On t'aime Yogos, vraiment...


Jonathan Chevrier






Yorgos Lanthimos a l’habitude de surprendre à travers des films comme The Lobster ou Mise à Mort du Cerf Sacré. Se lançant ici dans un drame historique fortement inspiré de faits réels, on aurait pu penser que ce genre l’aurait pousser à être plus académique dans sa mise en scène. Fort heureusement, il n’en est absolument rien. Pendant deux heures, au gré d’un chapitrage comique, le film montre les arcanes souterraines d’un pouvoir royal bien fragile. Les intrigues de la Cour d’Angleterre sont magnifiquement ridiculisées dans un château imposant. Le film, malgré un sujet plutôt sérieux (l’éternelle guerre contre les français et la décrépitude physique de la reine) est très drôle. Il regorge en effet de scènes improbables (une bataille dans les bois, des lancers de fruits) et de dialogues truculents. Les éclats de rire sont francs devant l’absurdité ou le langage cru! Emma Stone y trouve ainsi son rôle le plus désopilant depuis la comédie adolescente Easy A. Les autres actrices, Olivia Colman (vue dans Broadchurch) et Rachel Weisz crèvent également l’écran, ne laissant pratiquement aucune place aux personnages masculins, sauf celui de Nicholas Hoult affublé d’une perruque poudrée.

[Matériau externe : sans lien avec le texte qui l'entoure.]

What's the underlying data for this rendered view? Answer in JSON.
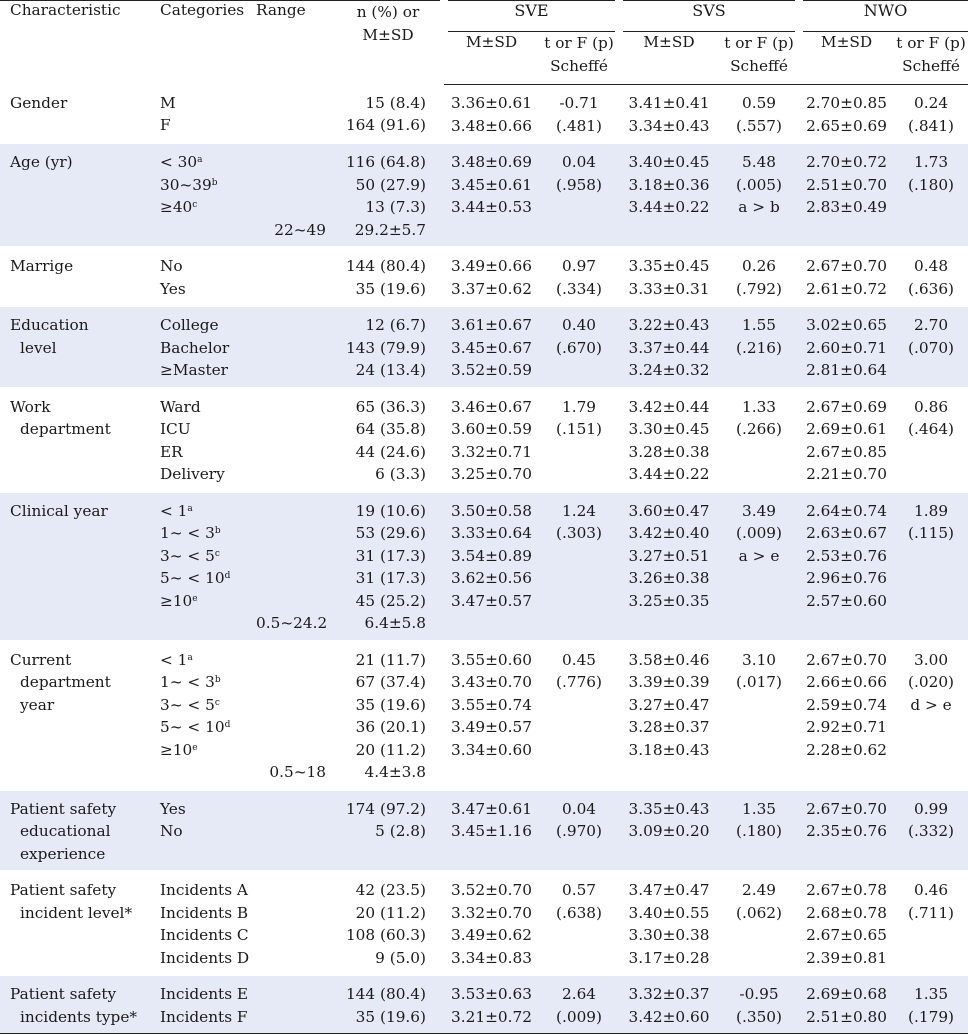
{
  "headers": {
    "characteristic": "Characteristic",
    "categories": "Categories",
    "range": "Range",
    "n_line1": "n (%) or",
    "n_line2": "M±SD",
    "groups": [
      "SVE",
      "SVS",
      "NWO"
    ],
    "ms": "M±SD",
    "t_line1": "t or F (p)",
    "t_line2": "Scheffé"
  },
  "rows": [
    {
      "characteristic": [
        "Gender"
      ],
      "categories": [
        {
          "text": "M"
        },
        {
          "text": "F"
        }
      ],
      "range": [
        "",
        ""
      ],
      "n": [
        "15 (8.4)",
        "164 (91.6)"
      ],
      "sve_ms": [
        "3.36±0.61",
        "3.48±0.66"
      ],
      "sve_t": [
        "-0.71",
        "(.481)"
      ],
      "svs_ms": [
        "3.41±0.41",
        "3.34±0.43"
      ],
      "svs_t": [
        "0.59",
        "(.557)"
      ],
      "nwo_ms": [
        "2.70±0.85",
        "2.65±0.69"
      ],
      "nwo_t": [
        "0.24",
        "(.841)"
      ]
    },
    {
      "characteristic": [
        "Age (yr)"
      ],
      "categories": [
        {
          "text": "< 30",
          "sup": "a"
        },
        {
          "text": "30~39",
          "sup": "b"
        },
        {
          "text": "≥40",
          "sup": "c"
        },
        {
          "text": ""
        }
      ],
      "range": [
        "",
        "",
        "",
        "22~49"
      ],
      "n": [
        "116 (64.8)",
        "50 (27.9)",
        "13 (7.3)",
        "29.2±5.7"
      ],
      "sve_ms": [
        "3.48±0.69",
        "3.45±0.61",
        "3.44±0.53"
      ],
      "sve_t": [
        "0.04",
        "(.958)"
      ],
      "svs_ms": [
        "3.40±0.45",
        "3.18±0.36",
        "3.44±0.22"
      ],
      "svs_t": [
        "5.48",
        "(.005)",
        "a > b"
      ],
      "nwo_ms": [
        "2.70±0.72",
        "2.51±0.70",
        "2.83±0.49"
      ],
      "nwo_t": [
        "1.73",
        "(.180)"
      ]
    },
    {
      "characteristic": [
        "Marrige"
      ],
      "categories": [
        {
          "text": "No"
        },
        {
          "text": "Yes"
        }
      ],
      "range": [
        "",
        ""
      ],
      "n": [
        "144 (80.4)",
        "35 (19.6)"
      ],
      "sve_ms": [
        "3.49±0.66",
        "3.37±0.62"
      ],
      "sve_t": [
        "0.97",
        "(.334)"
      ],
      "svs_ms": [
        "3.35±0.45",
        "3.33±0.31"
      ],
      "svs_t": [
        "0.26",
        "(.792)"
      ],
      "nwo_ms": [
        "2.67±0.70",
        "2.61±0.72"
      ],
      "nwo_t": [
        "0.48",
        "(.636)"
      ]
    },
    {
      "characteristic": [
        "Education",
        "level"
      ],
      "categories": [
        {
          "text": "College"
        },
        {
          "text": "Bachelor"
        },
        {
          "text": "≥Master"
        }
      ],
      "range": [
        "",
        "",
        ""
      ],
      "n": [
        "12 (6.7)",
        "143 (79.9)",
        "24 (13.4)"
      ],
      "sve_ms": [
        "3.61±0.67",
        "3.45±0.67",
        "3.52±0.59"
      ],
      "sve_t": [
        "0.40",
        "(.670)"
      ],
      "svs_ms": [
        "3.22±0.43",
        "3.37±0.44",
        "3.24±0.32"
      ],
      "svs_t": [
        "1.55",
        "(.216)"
      ],
      "nwo_ms": [
        "3.02±0.65",
        "2.60±0.71",
        "2.81±0.64"
      ],
      "nwo_t": [
        "2.70",
        "(.070)"
      ]
    },
    {
      "characteristic": [
        "Work",
        "department"
      ],
      "categories": [
        {
          "text": "Ward"
        },
        {
          "text": "ICU"
        },
        {
          "text": "ER"
        },
        {
          "text": "Delivery"
        }
      ],
      "range": [
        "",
        "",
        "",
        ""
      ],
      "n": [
        "65 (36.3)",
        "64 (35.8)",
        "44 (24.6)",
        "6 (3.3)"
      ],
      "sve_ms": [
        "3.46±0.67",
        "3.60±0.59",
        "3.32±0.71",
        "3.25±0.70"
      ],
      "sve_t": [
        "1.79",
        "(.151)"
      ],
      "svs_ms": [
        "3.42±0.44",
        "3.30±0.45",
        "3.28±0.38",
        "3.44±0.22"
      ],
      "svs_t": [
        "1.33",
        "(.266)"
      ],
      "nwo_ms": [
        "2.67±0.69",
        "2.69±0.61",
        "2.67±0.85",
        "2.21±0.70"
      ],
      "nwo_t": [
        "0.86",
        "(.464)"
      ]
    },
    {
      "characteristic": [
        "Clinical year"
      ],
      "categories": [
        {
          "text": "< 1",
          "sup": "a"
        },
        {
          "text": "1~ < 3",
          "sup": "b"
        },
        {
          "text": "3~ < 5",
          "sup": "c"
        },
        {
          "text": "5~ < 10",
          "sup": "d"
        },
        {
          "text": "≥10",
          "sup": "e"
        },
        {
          "text": ""
        }
      ],
      "range": [
        "",
        "",
        "",
        "",
        "",
        "0.5~24.2"
      ],
      "n": [
        "19 (10.6)",
        "53 (29.6)",
        "31 (17.3)",
        "31 (17.3)",
        "45 (25.2)",
        "6.4±5.8"
      ],
      "sve_ms": [
        "3.50±0.58",
        "3.33±0.64",
        "3.54±0.89",
        "3.62±0.56",
        "3.47±0.57"
      ],
      "sve_t": [
        "1.24",
        "(.303)"
      ],
      "svs_ms": [
        "3.60±0.47",
        "3.42±0.40",
        "3.27±0.51",
        "3.26±0.38",
        "3.25±0.35"
      ],
      "svs_t": [
        "3.49",
        "(.009)",
        "a > e"
      ],
      "nwo_ms": [
        "2.64±0.74",
        "2.63±0.67",
        "2.53±0.76",
        "2.96±0.76",
        "2.57±0.60"
      ],
      "nwo_t": [
        "1.89",
        "(.115)"
      ]
    },
    {
      "characteristic": [
        "Current",
        "department",
        "year"
      ],
      "categories": [
        {
          "text": "< 1",
          "sup": "a"
        },
        {
          "text": "1~ < 3",
          "sup": "b"
        },
        {
          "text": "3~ < 5",
          "sup": "c"
        },
        {
          "text": "5~ < 10",
          "sup": "d"
        },
        {
          "text": "≥10",
          "sup": "e"
        },
        {
          "text": ""
        }
      ],
      "range": [
        "",
        "",
        "",
        "",
        "",
        "0.5~18"
      ],
      "n": [
        "21 (11.7)",
        "67 (37.4)",
        "35 (19.6)",
        "36 (20.1)",
        "20 (11.2)",
        "4.4±3.8"
      ],
      "sve_ms": [
        "3.55±0.60",
        "3.43±0.70",
        "3.55±0.74",
        "3.49±0.57",
        "3.34±0.60"
      ],
      "sve_t": [
        "0.45",
        "(.776)"
      ],
      "svs_ms": [
        "3.58±0.46",
        "3.39±0.39",
        "3.27±0.47",
        "3.28±0.37",
        "3.18±0.43"
      ],
      "svs_t": [
        "3.10",
        "(.017)"
      ],
      "nwo_ms": [
        "2.67±0.70",
        "2.66±0.66",
        "2.59±0.74",
        "2.92±0.71",
        "2.28±0.62"
      ],
      "nwo_t": [
        "3.00",
        "(.020)",
        "d > e"
      ]
    },
    {
      "characteristic": [
        "Patient safety",
        "educational",
        "experience"
      ],
      "categories": [
        {
          "text": "Yes"
        },
        {
          "text": "No"
        }
      ],
      "range": [
        "",
        ""
      ],
      "n": [
        "174 (97.2)",
        "5 (2.8)"
      ],
      "sve_ms": [
        "3.47±0.61",
        "3.45±1.16"
      ],
      "sve_t": [
        "0.04",
        "(.970)"
      ],
      "svs_ms": [
        "3.35±0.43",
        "3.09±0.20"
      ],
      "svs_t": [
        "1.35",
        "(.180)"
      ],
      "nwo_ms": [
        "2.67±0.70",
        "2.35±0.76"
      ],
      "nwo_t": [
        "0.99",
        "(.332)"
      ]
    },
    {
      "characteristic": [
        "Patient safety",
        "incident level*"
      ],
      "categories": [
        {
          "text": "Incidents A"
        },
        {
          "text": "Incidents B"
        },
        {
          "text": "Incidents C"
        },
        {
          "text": "Incidents D"
        }
      ],
      "range": [
        "",
        "",
        "",
        ""
      ],
      "n": [
        "42 (23.5)",
        "20 (11.2)",
        "108 (60.3)",
        "9 (5.0)"
      ],
      "sve_ms": [
        "3.52±0.70",
        "3.32±0.70",
        "3.49±0.62",
        "3.34±0.83"
      ],
      "sve_t": [
        "0.57",
        "(.638)"
      ],
      "svs_ms": [
        "3.47±0.47",
        "3.40±0.55",
        "3.30±0.38",
        "3.17±0.28"
      ],
      "svs_t": [
        "2.49",
        "(.062)"
      ],
      "nwo_ms": [
        "2.67±0.78",
        "2.68±0.78",
        "2.67±0.65",
        "2.39±0.81"
      ],
      "nwo_t": [
        "0.46",
        "(.711)"
      ]
    },
    {
      "characteristic": [
        "Patient safety",
        "incidents type*"
      ],
      "categories": [
        {
          "text": "Incidents E"
        },
        {
          "text": "Incidents F"
        }
      ],
      "range": [
        "",
        ""
      ],
      "n": [
        "144 (80.4)",
        "35 (19.6)"
      ],
      "sve_ms": [
        "3.53±0.63",
        "3.21±0.72"
      ],
      "sve_t": [
        "2.64",
        "(.009)"
      ],
      "svs_ms": [
        "3.32±0.37",
        "3.42±0.60"
      ],
      "svs_t": [
        "-0.95",
        "(.350)"
      ],
      "nwo_ms": [
        "2.69±0.68",
        "2.51±0.80"
      ],
      "nwo_t": [
        "1.35",
        "(.179)"
      ]
    }
  ]
}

Le film fait tout pour placer ses trois héroïnes constamment au centre du récit, montrant à quel point la politique nationale peut parfois se résumer à des intrigues de comptoir. Chaque pique, chaque stratégie des protagonistes pour s’approprier le pouvoir est mis en scène comme les épisodes d’un triangle amoureux. Les hommes n’ont que très peu de place et d’importance dans cette intrigue ou ne sont que des outils des femmes. Ils sont comme les spectateurs, aptes seulement à observer, à rire ou à subir leurs décisions dans l’histoire. Certaines scènes, dérangeantes et peu accessibles, semblent balader le public dans des imageries obsédantes. Mais Yorgos Lanthimos sait toujours re-captiver pour mener le récit exactement où il le veut, notamment grâce à des actrices complètement impliquées physiquement (transformations de Colman et Weisz) et dans leur jeu.